Bordeaux

Commerce

La crise, un accélérateur de business pour Numissima

Par Mallory Lalanne, le 23 décembre 2020

Sonia Yungcker, fondatrice et dirigeante de Numissima, une société de négoce de métaux précieux, a profité de la crise sanitaire et du statut de valeur refuge de l’or pour lancer de nouveaux services et accélérer le développement de son activité.

Sonia Yungcker a fondé Numissima à Bordeaux en 2006.
L'activité de Numissima, l'entreprise fondée par Sonia Yungcker, a connu une embellie pendant le confinement. — Photo : Numissima

Depuis le début de la crise du coronavirus, la ruée vers l’or ne faiblit pas. Au moment du confinement, mi-mars, alors même que l’ensemble des places boursières avait tendance à s’effondrer, la valeur de l’or a atteint 56 000 euros le lingot. Un record historique. En 2019, elle s’est établie à 43 000 euros. Sur les quinze dernières années, la valeur a été multipliée par cinq. Une ruée vers l’or qui fait bien les affaires de Sonia Yungcker, fondatrice et dirigeante de Numissima (8 salariés), une société de négoce de métaux précieux, qui possède deux points de vente, à Bordeaux et à Angoulême. « Le Covid et la crise économique qui se profile ont conduit les Français à prendre en considération la valeur or, au moment où, pendant le confinement, le cours de l’or était au plus haut et considéré comme une valeur refuge… Car même si le cours international de l’or peut bouger, il suivra toujours le coût de la vie. C’est une matière physique et monnayable n’importe quand et n’importe où dans le monde à la même valeur. C’est un des seuls placements qui permette au mieux de réaliser une plus-value, au pire de sécuriser son épargne », estime la dirigeante de 33 ans qui a fondé sa société en 2006.

Augmentation du panier moyen

Depuis le confinement, l’activité de son entreprise a augmenté. Sonia Yungcker a ainsi accueilli dans sa boutique de Bordeaux Lac une flopée de clients désireux d’acheter une pièce en or ou des lingots à titre de placement. « Les demandes étaient conséquentes. La clientèle qui avait déjà pour habitude d’acheter des métaux précieux est venue compléter son placement. Le cours de l’or, qui a tellement augmenté, a incité les clients à vendre de plus grosses quantités et tous les bijoux qu’ils ne portent plus. Certains clients ont littéralement vidé leur compte en banque pour tout mettre dans l’or. Le panier moyen a augmenté de 30 à 40 %. Mais de plus en plus de personnes qui n’ont jamais franchi le cap se décident plus facilement même sur des petits investissements. Il nous achète une pièce tous les mois, un Napoléon de 300 euros environ », rapporte Sonia Yungcker.

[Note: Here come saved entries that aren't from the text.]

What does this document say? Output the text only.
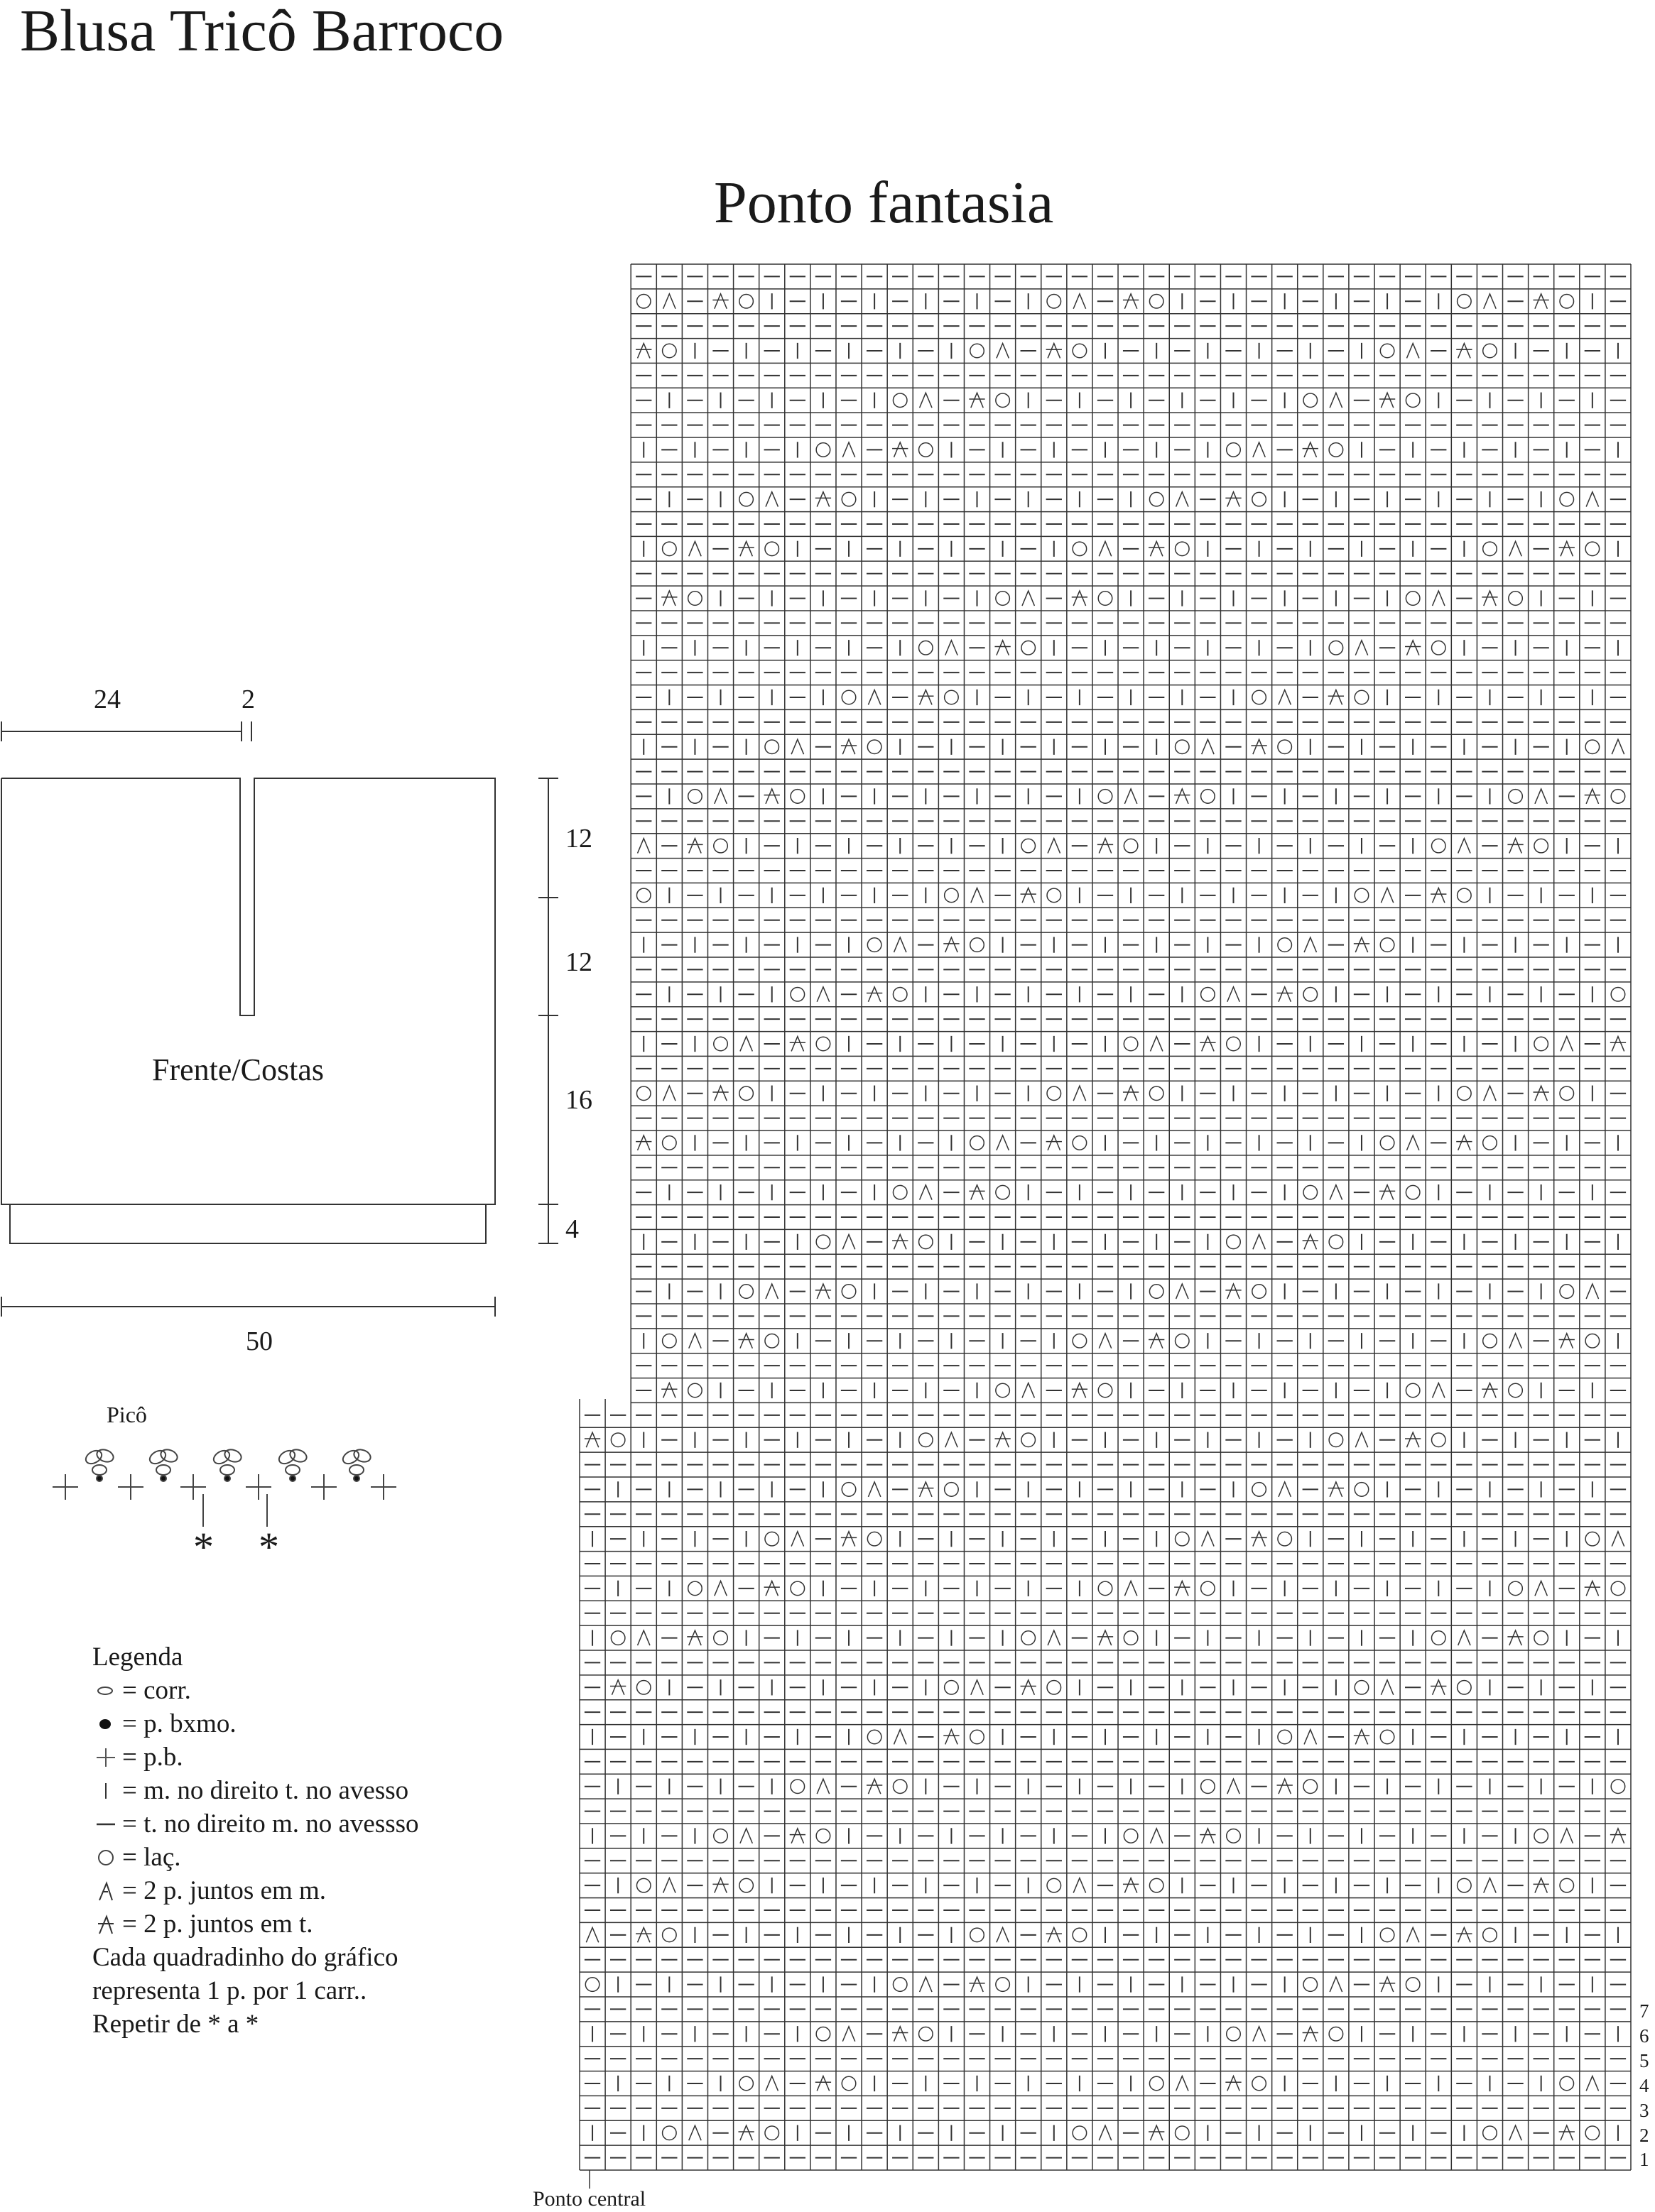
Blusa Tricô Barroco
Ponto fantasia
24	2
Frente/Costas
50
12
12
16
4
Picô
* *
Legenda
= corr.
= p. bxmo.
= p.b.
= m. no direito t. no avesso
= t. no direito m. no avessso
= laç.
= 2 p. juntos em m.
= 2 p. juntos em t.
Cada quadradinho do gráfico
representa 1 p. por 1 carr..
Repetir de * a *
1
2
3
4
5
6
7
Ponto central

Sonia Yungcker s’adapte à tous les budgets et propose des pièces allant de 50 à 2 000 euros, ou des pièces plus prestigieuses qui vont bénéficier d’une plus-value au moment de la revente. Elle rachète par ailleurs tout objet en or ou en argent : des bijoux même cassés, des lingots, des pièces et même l’or dentaire, l’argenterie ou l’argent industriel (fils, coupelles). L’expertise est gratuite, sans engagement et ne prend que quelques minutes. « Il ne faut pas hésiter à ramener des boîtes pleines d’objets en l’état. Certaines pièces de collection ne doivent par exemple pas être nettoyées au risque de les abîmer car les collectionneurs pourraient ne plus en vouloir. On ne se rend pas toujours bien compte de la valeur des biens mais il est vrai que deux ou trois débris peuvent faire 10 grammes, ce qui équivaut à 300 euros environ. Le moindre gramme coûte très cher », souligne Sonia Yungcker.

De nouvelles expérimentations

Mise au défi de s’ajuster très rapidement, l’entreprise a profité du confinement pour expérimenter de nouvelles pratiques organisationnelles et préparer l’après-crise. Soucieuse de rendre plus accessible le placement dans l’or, même aux personnes novices, la dirigeante a créé un site internet qui propose des sélections "début d’investissement" ou "petit budget" afin de guider et conseiller les futurs investisseurs. « C’est un projet que nous avons mûri pendant deux ans et qui a été accéléré avec l’arrivée de la crise. Le site représente 10 % de notre chiffre d’affaires et compense quelque peu la baisse de fréquentation de nos boutiques enregistrée pendant le confinement », explique la trentenaire. Pour répondre aux contraintes sanitaires, Numissima a lancé en novembre 2020 un service de « click & drop ». L’expertise se déroule comme d’habitude. La seule différence étant la démarche sans contact. Les clients sont ainsi invités à remplir un formulaire en ligne, à choisir un créneau horaire pour déposer leurs objets. Les conseillers procèdent ensuite à l’expertise des articles et recontactent le client afin de lui donner une estimation.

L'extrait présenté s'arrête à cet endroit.